Humans are born like a blank slate

Behaviour learned through conditioning

  • Behaviourists believe that when we are born our mind is like a 'tabula rasa' - Latin - blank slate. Not born with in built mental content: internal events such as thinking and emotion do not drive our behaviour.
  • All of our behaviour is learned from interactions with the environment - do not think about our behaviour, respond passively to environmental stimuli.
  • The view that social and environmental factors have the greatest influence on behaviour, over and above innate and biological factors.
  • Traditional behaviourists ignore factors such as genetics, physiology and evolution in explaining behaviour. Environmental determinism - our behaviour is determined by the environment that we grew up in. The associations that we make in early life and the early rewards/punishments provided by our environment pre-determine our later reactions to other people and situations.
  • Classical conditioning - new behaviours learned through association. Ivan Pavlov first described the process of classical conditioning in 1902 from his observations of salivation in dogs.
  • uncoditioned stimules - UCS, salivation unconditioned response (UCR).
  • During conditioning, a nueral stimulus e.g. sound of a bell present alongside UCS, repeated several times.
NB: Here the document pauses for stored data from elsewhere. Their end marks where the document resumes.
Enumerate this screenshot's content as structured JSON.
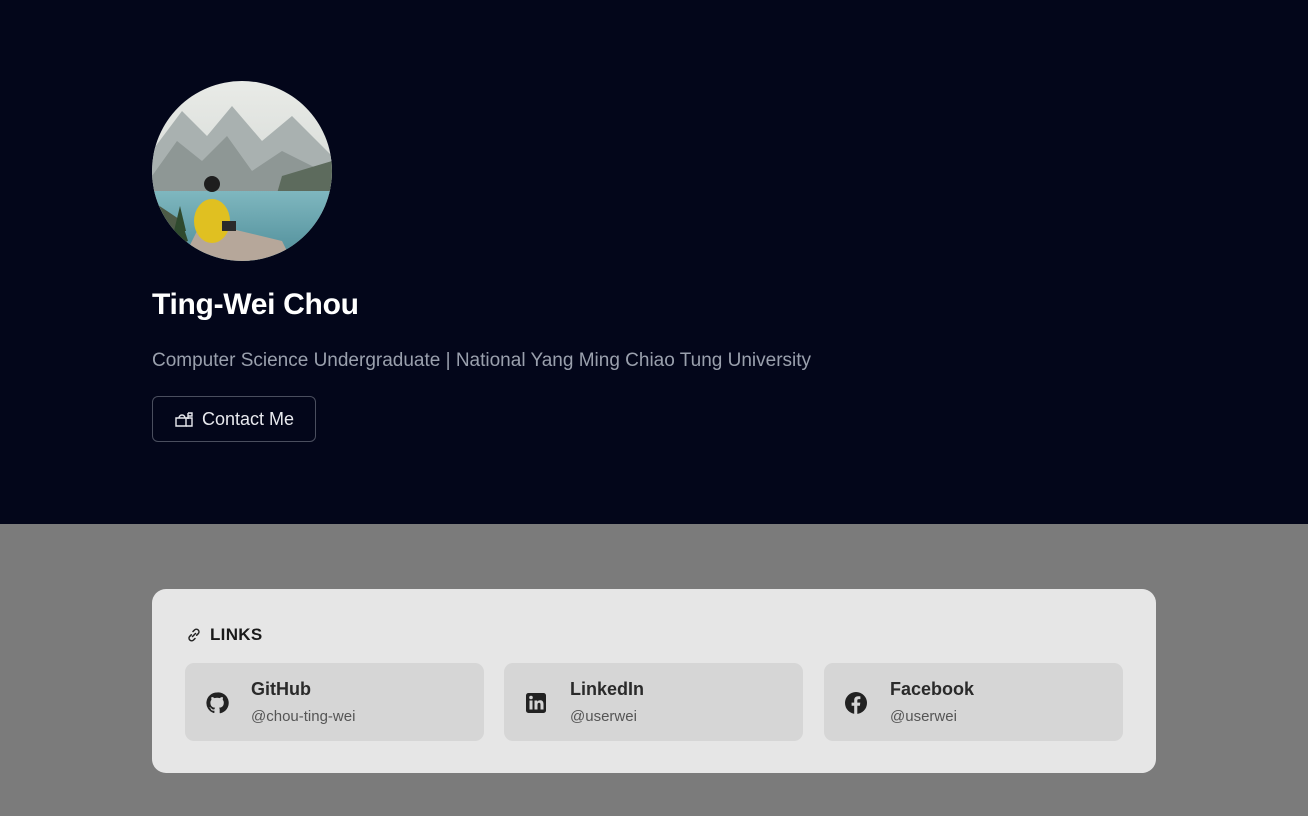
{
  "profile": {
    "name": "Ting-Wei Chou",
    "subtitle": "Computer Science Undergraduate | National Yang Ming Chiao Tung University",
    "contact_label": "Contact Me"
  },
  "links": {
    "heading": "LINKS",
    "items": [
      {
        "title": "GitHub",
        "handle": "@chou-ting-wei",
        "icon": "github-icon"
      },
      {
        "title": "LinkedIn",
        "handle": "@userwei",
        "icon": "linkedin-icon"
      },
      {
        "title": "Facebook",
        "handle": "@userwei",
        "icon": "facebook-icon"
      }
    ]
  },
  "colors": {
    "hero_bg": "#03061a",
    "page_bg": "#7b7b7b",
    "card_bg": "#e6e6e6",
    "tile_bg": "#d6d6d6"
  }
}
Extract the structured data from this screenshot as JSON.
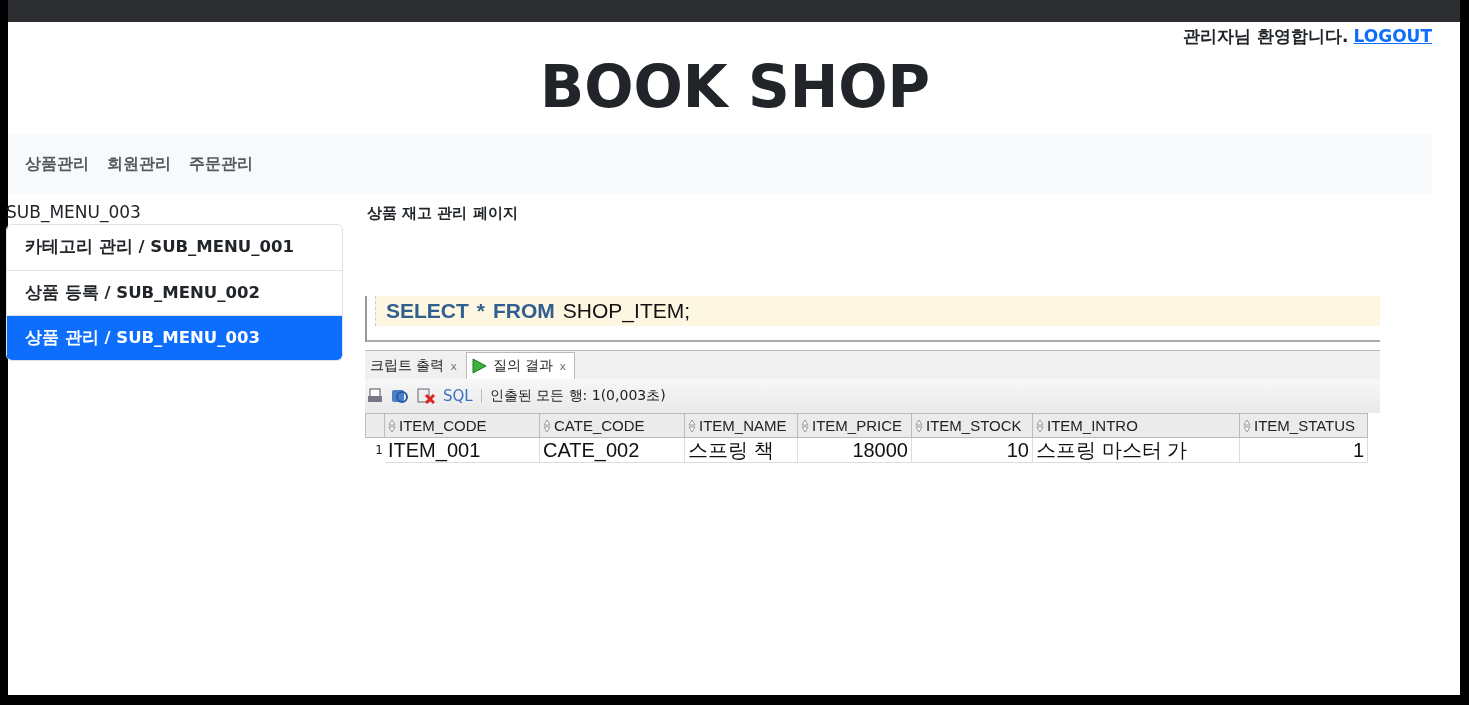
{
  "header": {
    "welcome": "관리자님 환영합니다.",
    "logout": "LOGOUT"
  },
  "title": "BOOK SHOP",
  "nav": {
    "items": [
      "상품관리",
      "회원관리",
      "주문관리"
    ]
  },
  "sidebar": {
    "heading": "SUB_MENU_003",
    "items": [
      {
        "label": "카테고리 관리 / SUB_MENU_001",
        "selected": false
      },
      {
        "label": "상품 등록 / SUB_MENU_002",
        "selected": false
      },
      {
        "label": "상품 관리 / SUB_MENU_003",
        "selected": true
      }
    ]
  },
  "main": {
    "heading": "상품 재고 관리 페이지",
    "query": {
      "sql": [
        {
          "text": "SELECT",
          "kind": "keyword"
        },
        {
          "text": "*",
          "kind": "operator"
        },
        {
          "text": "FROM",
          "kind": "keyword"
        },
        {
          "text": "SHOP_ITEM;",
          "kind": "plain"
        }
      ],
      "tabs": [
        {
          "label": "크립트 출력",
          "close": "x",
          "selected": false
        },
        {
          "label": "질의 결과",
          "close": "x",
          "selected": true
        }
      ],
      "toolbar": {
        "sql": "SQL",
        "status": "인출된 모든 행: 1(0,003초)"
      },
      "columns": [
        {
          "name": "ITEM_CODE",
          "kind": "text"
        },
        {
          "name": "CATE_CODE",
          "kind": "text"
        },
        {
          "name": "ITEM_NAME",
          "kind": "text"
        },
        {
          "name": "ITEM_PRICE",
          "kind": "number"
        },
        {
          "name": "ITEM_STOCK",
          "kind": "number"
        },
        {
          "name": "ITEM_INTRO",
          "kind": "text"
        },
        {
          "name": "ITEM_STATUS",
          "kind": "number"
        }
      ],
      "rows": [
        {
          "number": "1",
          "cells": [
            "ITEM_001",
            "CATE_002",
            "스프링 책",
            "18000",
            "10",
            "스프링 마스터 가",
            "1"
          ]
        }
      ]
    }
  }
}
Association occurs.
  • After conditoning the bell is now the conditioned stimuls (CS) which produces a conditioned response (CS) - salivation.
  • Operant conditioning - new behaviours learned through reinforcement. Reinforcer is something that will increase the chance that behaviour will occur again. Positive or negative but shapes behaviour.
  • B.F. Skinner 1938 demonstrated via the Skinner box that an animal can learn to behave in certain ways due to rewards (positive reinforcement). Animal may accidentally perform an action that results in food given. Behaviour reinforced positively, likely that animal will repeat behaviour again. Positive reinforcement, any reinforcement increase chance behaviour repeated.
  • Negative reinforcement strengthens behaviour, involves escaping something unpleasant. Avoid detention if do homework.
  • Operant conditioning - behaviour learned through punishment. Punishment weakens behaviour, should decrease likelihood of behaviour reoccuring. Opposite of reinforcement. Skinner rat - shock following pressing lever, less likely to press lever again.

Humans and animals learn in similar ways

Relationship formation

  • The laws of learning are the same for both humans and animals. Follows that we are able to study animal learning in a lab environment and make generalisations about human behaviour.
  • Pavlov developed the principles of classical conditioning with dogs, he showed how they could be conditioned to salivate at the sound of as bell, applying the principles to humans. These same principles have been applied in behaviourist therapies, to help people overcome problems such as phobias.
  • In systematic desensitisation the client will learn to associate the phobic object with feelings of relaxation, instead of anxiety.
  • Operant conditioning principles that were developed in the confinements of a lab with animals e.g. Skinner's research with rats are applied in many contexts to help shape human behaviour e.g. education and prisons.
  • Token economy systems are a classic example, desirable behaviour is reinforced with tokens that can be exchanged for rewards such as sweets and cigarettes.
  • Behaviourists believe all behaviour is learned from the environment: believe that external factors will be most influential in the formation of our relationships.
  • Operant conditioning - according to principles, reinforcements drive our behaviour. A new relationship may be positively reinforced in many ways, the attention someone gives us, compliments, company of someone we like is rewarding. Likely to repeat the behaviour, spend more time with them. Being with somebody else may help us avoid feelings of loneliness and rejection and succesfully avoiding these feelings is also reinforcing. May also feel punished if we are not in a relationship, being on the receiveing end of nasty comments from others or excluded from events where only couples are invited. Type of punishment will decrease the likelihood that we will want to be alone and increase the likelihood we will want to form a relationship.
  • Classical conditioning - like people who are associated with pleasant events. If we meet someone when we are feeling happy we are much more inclined to like them than if we met them when we are unhappy. Previously neutral stimulus can become positively valued because of their association with a pleasant event, we learn to like people through the process of classical conditioning. Liking leads to having a relationship.
  • Explaining the formation of pet-owner relationships:
  • The principles of operant conditioning are used in pet training and these help the formation of good pet-owner relationships. Training dogs usually involves rewarding good behaviour with a treat such as waiting until a dog sits and then giving a reward or walking without pulling on its leash. These rewards will increase contentment in both the owner and dog and so the good behaviour is likely to be repeated.
  • Studies have shown that pet owners are less likely to suffer from depression than those without pets, and that people with pets have lower blood pressure in stressful situations than those without pets. The presence of a pet is generally associated with positive feelings such as companionship and loyalty.